Victory! (To at least some extent.)
So that's how you join in with the global craze for poker, alert viewers of
RSWoP. Firstly, check out
www.poker.co.uk and see if there's a free live game somewhere near you. Playing with real people is a much better way to learn the ropes, you won't lose any money, and at the very least you'll have a fun and cheap night out and get some free goodies. If you can't find a live game, play the online practice tables and freerolls to find out if you like it (and whether you're any good). Again, you won't lose anything, and you might win stuff.
Even cash games, should you be so inclined, offer fairly excellent value for money in terms of entertainment. Tournaments start as low as $1 (about 60p at current exchange rates) and you can easily get two or three hours of play out of one if you don't start throwing piles of chips at terrible hands. Compared to the 70p it costs for a single 10-minute game of pool down at
RSWoP's local boozer these days, that's a pretty good deal.

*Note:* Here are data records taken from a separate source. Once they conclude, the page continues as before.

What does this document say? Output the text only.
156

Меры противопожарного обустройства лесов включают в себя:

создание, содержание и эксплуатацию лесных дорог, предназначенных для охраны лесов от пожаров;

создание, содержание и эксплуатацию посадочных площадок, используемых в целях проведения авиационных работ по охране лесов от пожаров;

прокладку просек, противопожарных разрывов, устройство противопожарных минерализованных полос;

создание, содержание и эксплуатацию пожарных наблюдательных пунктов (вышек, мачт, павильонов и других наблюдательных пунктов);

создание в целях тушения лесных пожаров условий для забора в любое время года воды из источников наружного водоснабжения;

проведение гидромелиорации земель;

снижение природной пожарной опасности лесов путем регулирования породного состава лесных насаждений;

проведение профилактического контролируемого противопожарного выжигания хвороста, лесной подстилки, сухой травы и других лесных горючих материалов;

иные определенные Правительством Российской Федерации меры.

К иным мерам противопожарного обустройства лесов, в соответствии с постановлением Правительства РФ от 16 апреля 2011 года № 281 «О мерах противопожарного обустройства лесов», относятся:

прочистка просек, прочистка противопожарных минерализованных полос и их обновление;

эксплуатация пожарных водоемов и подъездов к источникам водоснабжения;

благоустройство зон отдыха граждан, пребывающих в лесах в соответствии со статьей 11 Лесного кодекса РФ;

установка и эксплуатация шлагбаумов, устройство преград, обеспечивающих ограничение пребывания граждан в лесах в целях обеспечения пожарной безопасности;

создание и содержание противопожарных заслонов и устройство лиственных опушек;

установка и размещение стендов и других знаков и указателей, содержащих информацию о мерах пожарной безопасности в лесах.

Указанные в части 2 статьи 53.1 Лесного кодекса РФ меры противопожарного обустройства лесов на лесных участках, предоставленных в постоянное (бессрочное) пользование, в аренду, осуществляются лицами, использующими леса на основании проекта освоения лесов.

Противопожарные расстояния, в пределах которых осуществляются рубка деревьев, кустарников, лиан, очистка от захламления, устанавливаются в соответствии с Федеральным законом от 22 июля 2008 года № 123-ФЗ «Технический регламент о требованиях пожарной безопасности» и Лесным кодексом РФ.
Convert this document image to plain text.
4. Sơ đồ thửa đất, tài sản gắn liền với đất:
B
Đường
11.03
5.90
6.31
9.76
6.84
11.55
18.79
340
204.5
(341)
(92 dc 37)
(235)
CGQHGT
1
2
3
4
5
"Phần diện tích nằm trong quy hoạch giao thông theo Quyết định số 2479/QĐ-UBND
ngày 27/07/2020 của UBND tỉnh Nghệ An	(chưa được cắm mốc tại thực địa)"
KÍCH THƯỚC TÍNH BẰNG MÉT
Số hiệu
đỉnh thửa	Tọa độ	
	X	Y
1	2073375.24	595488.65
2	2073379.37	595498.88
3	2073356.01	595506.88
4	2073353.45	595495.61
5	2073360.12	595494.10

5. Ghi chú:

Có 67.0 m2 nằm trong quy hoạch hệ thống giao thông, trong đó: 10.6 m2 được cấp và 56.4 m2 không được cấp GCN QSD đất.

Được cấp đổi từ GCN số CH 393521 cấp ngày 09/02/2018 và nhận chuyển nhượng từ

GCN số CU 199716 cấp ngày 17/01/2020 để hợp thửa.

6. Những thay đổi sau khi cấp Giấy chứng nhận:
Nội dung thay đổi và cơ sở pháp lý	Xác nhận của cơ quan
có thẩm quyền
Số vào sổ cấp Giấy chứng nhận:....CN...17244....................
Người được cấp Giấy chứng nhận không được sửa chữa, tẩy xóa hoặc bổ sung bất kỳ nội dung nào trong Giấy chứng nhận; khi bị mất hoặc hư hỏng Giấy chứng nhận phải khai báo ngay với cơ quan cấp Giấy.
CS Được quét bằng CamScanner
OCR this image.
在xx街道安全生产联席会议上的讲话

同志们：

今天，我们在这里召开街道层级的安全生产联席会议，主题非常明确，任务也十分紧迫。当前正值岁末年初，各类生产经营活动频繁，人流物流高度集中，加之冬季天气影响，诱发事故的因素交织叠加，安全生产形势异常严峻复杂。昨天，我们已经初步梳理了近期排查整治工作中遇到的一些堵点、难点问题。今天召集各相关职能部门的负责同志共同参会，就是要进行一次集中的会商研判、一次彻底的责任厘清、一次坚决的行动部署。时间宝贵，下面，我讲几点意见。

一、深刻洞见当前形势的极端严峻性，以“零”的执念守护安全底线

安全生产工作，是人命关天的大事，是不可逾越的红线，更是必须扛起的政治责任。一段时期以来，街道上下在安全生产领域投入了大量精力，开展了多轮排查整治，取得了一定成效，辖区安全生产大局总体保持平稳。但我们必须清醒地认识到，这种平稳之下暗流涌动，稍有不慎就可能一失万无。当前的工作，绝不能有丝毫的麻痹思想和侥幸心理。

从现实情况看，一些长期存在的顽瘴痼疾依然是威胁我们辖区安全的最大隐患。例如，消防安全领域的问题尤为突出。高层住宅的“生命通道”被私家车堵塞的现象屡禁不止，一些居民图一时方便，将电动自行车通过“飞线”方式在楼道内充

Some stuff should go without saying, of course. If you know or suspect that you have an addictive sort of personality, for the love of Tiny Baby Jeebus stay away from cash-stakes poker. The substantially-luck nature of the game can make it very hard to walk away from if you get a couple of bad beats (situations where the cards are massively in your favour, then your opponent hits a long-shot draw and gets an improbable winning hand), and while tournaments are pretty safe ground, you could really mess your life up if you take your credit card and your addictive personality into a continuous game. The one absolutely unbreakable rule of playing poker for money is to figure out what your bankroll (the amount you're playing with and are therefore prepared to lose) is, and stick to it NO MATTER WHAT. As long as you follow that one, you'll come to no harm.
Hey, whaddaya know? There IS some fun to be had in online gaming after all!